Trump would surely like to revive the New New Nationalism for his 2020 bid, but that is the kind of campaign only a non-incumbent can successfully run. Identifying select groups who have been underserved by government and transforming them into righteous and aggrieved victims deserving of recompense is harder to pull off when you’re the representative of that government. Moreover, Republicans seeking to contrast themselves with their Democratic opponents will find a stark and simple point to be made in focusing on Democrats’ preoccupation with American tribes.

The Democratic Party’s grassroots energy is derived from groups that cannot divorce themselves from toxic figures like the cop-killer Assata Shakur and the anti-Semite Louis Farrakhan for fear of alienating potential allies. It’s the party that cannot express unqualified support for local police without appending a caveat about the legitimacy of the Black Lives Matter movement. This is a party that cannot debate issues such as access to housing, economic adversity, or energy policy without auditing the relative impact of those policies by demographic group. Republicans will be naturally inclined to highlight this divisive absurdity. That incentive may naturally render Donald Trump’s appeals to identity politics an aberration. Even if Trump remains committed to his 2016 themes, though, these conditions will ensure that many more aspiring Paul Ryans will one day follow in his footsteps.

What’s more, the idea that Ryan or small government conservatism has no constituency is an aspiration, not analysis. The most recent survey of GOP voters (from late December via SSRS, sponsored by CNN) found that Ryan has a 66-percent approval rating among Republicans with only 19 percent disapproving. That 19 percent is no doubt overrepresented among opinion makers in the mainstream and alternative conservative press, but Ryan does not inspire the kind of hostility among average Republican voters that he does on conservative airwaves.
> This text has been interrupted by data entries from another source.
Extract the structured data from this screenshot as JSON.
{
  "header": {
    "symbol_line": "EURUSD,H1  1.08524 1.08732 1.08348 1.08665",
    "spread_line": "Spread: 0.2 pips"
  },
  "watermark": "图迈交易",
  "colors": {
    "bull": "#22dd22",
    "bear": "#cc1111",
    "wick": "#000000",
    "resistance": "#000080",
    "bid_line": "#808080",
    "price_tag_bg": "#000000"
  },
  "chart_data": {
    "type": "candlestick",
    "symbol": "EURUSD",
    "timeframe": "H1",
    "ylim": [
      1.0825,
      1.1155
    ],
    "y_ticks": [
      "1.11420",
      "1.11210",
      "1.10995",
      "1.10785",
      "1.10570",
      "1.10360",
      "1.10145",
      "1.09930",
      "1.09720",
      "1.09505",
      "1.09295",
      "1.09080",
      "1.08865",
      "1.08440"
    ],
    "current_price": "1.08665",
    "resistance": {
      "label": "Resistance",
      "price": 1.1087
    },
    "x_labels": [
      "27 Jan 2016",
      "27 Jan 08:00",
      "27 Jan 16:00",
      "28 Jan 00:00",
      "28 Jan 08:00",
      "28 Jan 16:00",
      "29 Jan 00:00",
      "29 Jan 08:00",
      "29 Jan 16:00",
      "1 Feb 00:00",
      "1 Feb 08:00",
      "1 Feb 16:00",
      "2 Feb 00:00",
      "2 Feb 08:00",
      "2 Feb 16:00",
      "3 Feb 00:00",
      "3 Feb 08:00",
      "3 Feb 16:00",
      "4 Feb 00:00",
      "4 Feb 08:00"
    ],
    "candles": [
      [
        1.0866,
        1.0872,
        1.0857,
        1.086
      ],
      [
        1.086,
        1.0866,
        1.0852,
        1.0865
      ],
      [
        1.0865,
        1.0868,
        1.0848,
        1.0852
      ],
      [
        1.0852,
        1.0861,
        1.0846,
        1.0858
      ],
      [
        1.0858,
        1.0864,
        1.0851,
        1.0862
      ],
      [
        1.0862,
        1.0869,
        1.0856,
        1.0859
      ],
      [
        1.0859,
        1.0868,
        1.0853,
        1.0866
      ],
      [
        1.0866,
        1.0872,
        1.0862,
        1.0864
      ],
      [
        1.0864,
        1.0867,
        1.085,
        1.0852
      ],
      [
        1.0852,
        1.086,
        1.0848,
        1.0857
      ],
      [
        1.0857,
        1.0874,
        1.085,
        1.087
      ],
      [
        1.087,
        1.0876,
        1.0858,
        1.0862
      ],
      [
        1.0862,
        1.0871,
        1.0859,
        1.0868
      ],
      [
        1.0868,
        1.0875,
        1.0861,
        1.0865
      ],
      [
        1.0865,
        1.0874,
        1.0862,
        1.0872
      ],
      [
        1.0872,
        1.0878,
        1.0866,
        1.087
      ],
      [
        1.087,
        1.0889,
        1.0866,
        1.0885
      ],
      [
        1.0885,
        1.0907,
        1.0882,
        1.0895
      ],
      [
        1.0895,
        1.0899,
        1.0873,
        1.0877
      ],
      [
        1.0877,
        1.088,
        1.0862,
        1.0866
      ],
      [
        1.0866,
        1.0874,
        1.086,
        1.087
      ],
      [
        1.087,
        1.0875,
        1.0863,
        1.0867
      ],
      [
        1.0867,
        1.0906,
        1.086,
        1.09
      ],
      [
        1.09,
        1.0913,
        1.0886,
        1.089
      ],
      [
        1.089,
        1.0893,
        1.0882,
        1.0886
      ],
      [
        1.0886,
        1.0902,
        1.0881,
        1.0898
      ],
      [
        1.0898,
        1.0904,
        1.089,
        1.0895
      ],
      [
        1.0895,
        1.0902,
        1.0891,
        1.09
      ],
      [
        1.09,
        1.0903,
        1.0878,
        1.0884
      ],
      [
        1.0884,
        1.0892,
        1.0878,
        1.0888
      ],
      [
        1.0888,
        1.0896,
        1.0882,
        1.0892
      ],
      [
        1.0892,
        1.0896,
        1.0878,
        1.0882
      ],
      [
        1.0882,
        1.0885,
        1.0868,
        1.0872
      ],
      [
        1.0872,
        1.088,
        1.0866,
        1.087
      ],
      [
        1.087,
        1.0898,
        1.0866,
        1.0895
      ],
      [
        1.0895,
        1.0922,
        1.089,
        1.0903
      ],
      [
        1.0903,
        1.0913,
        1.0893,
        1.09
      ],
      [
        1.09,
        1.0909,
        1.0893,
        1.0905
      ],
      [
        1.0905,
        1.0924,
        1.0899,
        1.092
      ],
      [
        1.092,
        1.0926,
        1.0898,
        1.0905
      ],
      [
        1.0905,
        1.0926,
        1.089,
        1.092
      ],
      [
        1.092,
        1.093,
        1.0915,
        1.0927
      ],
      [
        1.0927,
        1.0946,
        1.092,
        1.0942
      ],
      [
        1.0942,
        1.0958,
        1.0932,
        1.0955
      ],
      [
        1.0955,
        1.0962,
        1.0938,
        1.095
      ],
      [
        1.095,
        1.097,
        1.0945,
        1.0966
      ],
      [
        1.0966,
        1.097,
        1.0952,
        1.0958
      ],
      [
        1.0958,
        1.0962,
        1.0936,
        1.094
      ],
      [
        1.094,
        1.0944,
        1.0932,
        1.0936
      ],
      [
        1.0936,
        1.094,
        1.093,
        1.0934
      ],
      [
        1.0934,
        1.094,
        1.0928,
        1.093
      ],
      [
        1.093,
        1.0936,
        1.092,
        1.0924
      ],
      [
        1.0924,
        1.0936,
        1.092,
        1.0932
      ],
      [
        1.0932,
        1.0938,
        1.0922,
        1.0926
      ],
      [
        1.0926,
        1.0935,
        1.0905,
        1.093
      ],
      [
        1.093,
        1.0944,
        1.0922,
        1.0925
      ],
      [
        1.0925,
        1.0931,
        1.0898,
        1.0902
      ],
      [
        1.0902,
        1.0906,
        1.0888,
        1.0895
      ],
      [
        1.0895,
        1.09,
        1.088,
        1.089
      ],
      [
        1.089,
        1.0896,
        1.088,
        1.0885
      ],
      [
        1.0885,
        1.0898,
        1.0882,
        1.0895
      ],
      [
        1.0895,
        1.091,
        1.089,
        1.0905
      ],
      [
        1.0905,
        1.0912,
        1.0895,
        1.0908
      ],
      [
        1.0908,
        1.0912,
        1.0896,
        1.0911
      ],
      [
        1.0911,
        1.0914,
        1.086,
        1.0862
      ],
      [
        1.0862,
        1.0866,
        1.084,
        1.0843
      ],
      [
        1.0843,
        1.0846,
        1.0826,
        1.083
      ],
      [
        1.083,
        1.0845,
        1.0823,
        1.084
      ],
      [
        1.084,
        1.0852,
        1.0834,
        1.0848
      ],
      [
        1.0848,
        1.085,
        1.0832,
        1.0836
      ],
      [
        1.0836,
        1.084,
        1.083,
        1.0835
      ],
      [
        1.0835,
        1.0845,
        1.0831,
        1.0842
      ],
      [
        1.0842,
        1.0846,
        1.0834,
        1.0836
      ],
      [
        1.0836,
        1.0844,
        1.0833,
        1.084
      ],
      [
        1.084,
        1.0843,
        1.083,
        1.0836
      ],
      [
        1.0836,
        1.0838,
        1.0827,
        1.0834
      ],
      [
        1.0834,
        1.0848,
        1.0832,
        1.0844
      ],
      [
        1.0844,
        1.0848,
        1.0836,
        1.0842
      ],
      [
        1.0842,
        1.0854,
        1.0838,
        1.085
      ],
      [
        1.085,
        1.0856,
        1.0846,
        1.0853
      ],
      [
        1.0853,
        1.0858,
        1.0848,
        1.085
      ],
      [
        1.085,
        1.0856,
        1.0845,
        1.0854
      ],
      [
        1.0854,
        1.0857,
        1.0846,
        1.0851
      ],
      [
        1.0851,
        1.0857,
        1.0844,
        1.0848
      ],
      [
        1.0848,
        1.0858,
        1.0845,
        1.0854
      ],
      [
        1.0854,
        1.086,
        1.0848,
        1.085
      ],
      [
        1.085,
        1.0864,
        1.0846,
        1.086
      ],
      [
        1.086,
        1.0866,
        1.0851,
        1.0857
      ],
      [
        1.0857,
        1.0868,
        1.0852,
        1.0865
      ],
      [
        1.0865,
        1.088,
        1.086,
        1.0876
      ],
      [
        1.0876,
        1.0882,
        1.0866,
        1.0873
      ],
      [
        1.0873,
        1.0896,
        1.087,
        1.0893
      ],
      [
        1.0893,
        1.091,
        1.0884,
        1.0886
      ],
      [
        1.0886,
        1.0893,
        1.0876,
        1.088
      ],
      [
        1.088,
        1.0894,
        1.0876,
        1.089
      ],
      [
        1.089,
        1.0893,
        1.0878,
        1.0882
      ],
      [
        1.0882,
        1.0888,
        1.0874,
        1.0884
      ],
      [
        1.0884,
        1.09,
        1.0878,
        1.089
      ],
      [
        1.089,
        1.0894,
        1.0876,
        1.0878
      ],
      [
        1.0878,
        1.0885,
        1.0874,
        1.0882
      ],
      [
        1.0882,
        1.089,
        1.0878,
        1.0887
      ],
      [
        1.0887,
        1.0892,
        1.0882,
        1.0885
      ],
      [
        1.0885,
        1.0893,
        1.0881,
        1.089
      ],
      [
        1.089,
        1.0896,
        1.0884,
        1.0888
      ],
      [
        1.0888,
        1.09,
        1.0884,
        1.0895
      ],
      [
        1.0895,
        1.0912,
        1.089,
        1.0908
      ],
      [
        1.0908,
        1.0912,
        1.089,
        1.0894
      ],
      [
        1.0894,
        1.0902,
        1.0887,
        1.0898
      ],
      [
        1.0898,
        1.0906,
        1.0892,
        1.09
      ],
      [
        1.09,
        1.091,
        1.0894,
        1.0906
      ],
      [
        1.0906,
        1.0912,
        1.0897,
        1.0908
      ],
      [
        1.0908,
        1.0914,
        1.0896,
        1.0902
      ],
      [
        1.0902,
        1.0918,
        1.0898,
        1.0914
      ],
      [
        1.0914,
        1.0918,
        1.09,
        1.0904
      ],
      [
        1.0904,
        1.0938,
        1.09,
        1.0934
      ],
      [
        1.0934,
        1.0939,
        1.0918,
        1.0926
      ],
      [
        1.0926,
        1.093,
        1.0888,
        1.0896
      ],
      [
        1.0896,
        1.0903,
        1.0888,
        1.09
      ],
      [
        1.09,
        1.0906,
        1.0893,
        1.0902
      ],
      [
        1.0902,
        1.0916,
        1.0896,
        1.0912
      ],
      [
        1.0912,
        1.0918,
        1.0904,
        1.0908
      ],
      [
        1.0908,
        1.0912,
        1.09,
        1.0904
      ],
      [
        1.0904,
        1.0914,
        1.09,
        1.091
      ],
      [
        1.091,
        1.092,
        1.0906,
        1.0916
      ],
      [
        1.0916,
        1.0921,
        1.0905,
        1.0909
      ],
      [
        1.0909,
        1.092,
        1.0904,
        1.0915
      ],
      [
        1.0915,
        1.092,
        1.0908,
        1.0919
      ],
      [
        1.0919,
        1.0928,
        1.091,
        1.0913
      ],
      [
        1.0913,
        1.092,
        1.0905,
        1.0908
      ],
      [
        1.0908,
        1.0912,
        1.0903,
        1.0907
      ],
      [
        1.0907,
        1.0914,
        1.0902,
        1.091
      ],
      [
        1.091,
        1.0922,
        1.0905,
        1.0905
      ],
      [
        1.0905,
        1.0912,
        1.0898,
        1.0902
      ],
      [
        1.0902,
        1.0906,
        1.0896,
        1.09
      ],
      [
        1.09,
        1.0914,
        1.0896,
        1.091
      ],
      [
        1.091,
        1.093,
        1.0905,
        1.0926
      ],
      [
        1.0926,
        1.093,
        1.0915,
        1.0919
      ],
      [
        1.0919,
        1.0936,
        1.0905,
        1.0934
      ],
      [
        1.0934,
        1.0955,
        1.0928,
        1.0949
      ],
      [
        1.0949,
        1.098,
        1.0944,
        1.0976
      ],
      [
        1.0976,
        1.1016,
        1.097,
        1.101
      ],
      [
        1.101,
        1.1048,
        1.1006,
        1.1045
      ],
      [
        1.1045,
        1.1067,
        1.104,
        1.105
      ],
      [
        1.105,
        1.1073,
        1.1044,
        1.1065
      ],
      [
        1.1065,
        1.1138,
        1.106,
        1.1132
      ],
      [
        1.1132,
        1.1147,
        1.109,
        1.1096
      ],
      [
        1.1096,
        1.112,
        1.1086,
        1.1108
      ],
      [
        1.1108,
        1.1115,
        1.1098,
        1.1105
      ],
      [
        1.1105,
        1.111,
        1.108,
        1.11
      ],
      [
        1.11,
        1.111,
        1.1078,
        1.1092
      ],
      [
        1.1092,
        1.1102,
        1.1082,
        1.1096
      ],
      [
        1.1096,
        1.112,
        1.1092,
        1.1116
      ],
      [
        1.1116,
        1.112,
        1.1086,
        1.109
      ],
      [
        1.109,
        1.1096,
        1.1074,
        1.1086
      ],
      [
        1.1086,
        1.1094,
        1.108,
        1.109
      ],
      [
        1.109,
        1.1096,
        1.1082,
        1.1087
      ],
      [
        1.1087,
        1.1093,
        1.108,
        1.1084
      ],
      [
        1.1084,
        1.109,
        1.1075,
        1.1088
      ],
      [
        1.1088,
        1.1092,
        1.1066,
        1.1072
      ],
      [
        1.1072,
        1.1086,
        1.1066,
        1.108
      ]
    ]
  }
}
Nor are Republican voters hostile to the small government conservatism to which Ryan adheres. His philosophy is lent legitimacy and gravity as a result of the acute challenges it seeks to address: local control over education funding as a result of a decline in student outcomes; a reduction in the power of unions to curb their ability to dictate the terms of labor and pension regulations; a robust and extroverted engagement in the world to prevent threats from metastasizing; and, of course, a proactive approach to the looming debt and entitlement crisis. These positions aren’t born of nebulous political theory but of necessity. Donald Trump has proven that he can be persuaded by the uncompromising logic of the crises that gave birth to them. Those conditions are not going away, and they will continue to give rise to new Jack Kemps and Paul Ryans in the foreseeable future.

As Paul Ryan walks off into the sunset, beware triumphalism over his exit. This is contrived jubilation. It’s most certainly Donald Trump’s GOP today—a reality that even many of the president’s most committed supporters would admittedly prefer to the conservative alternative. But that is by no means a permanent condition. Paul Ryan’s GOP is routed but not demoralized. Just ask its members.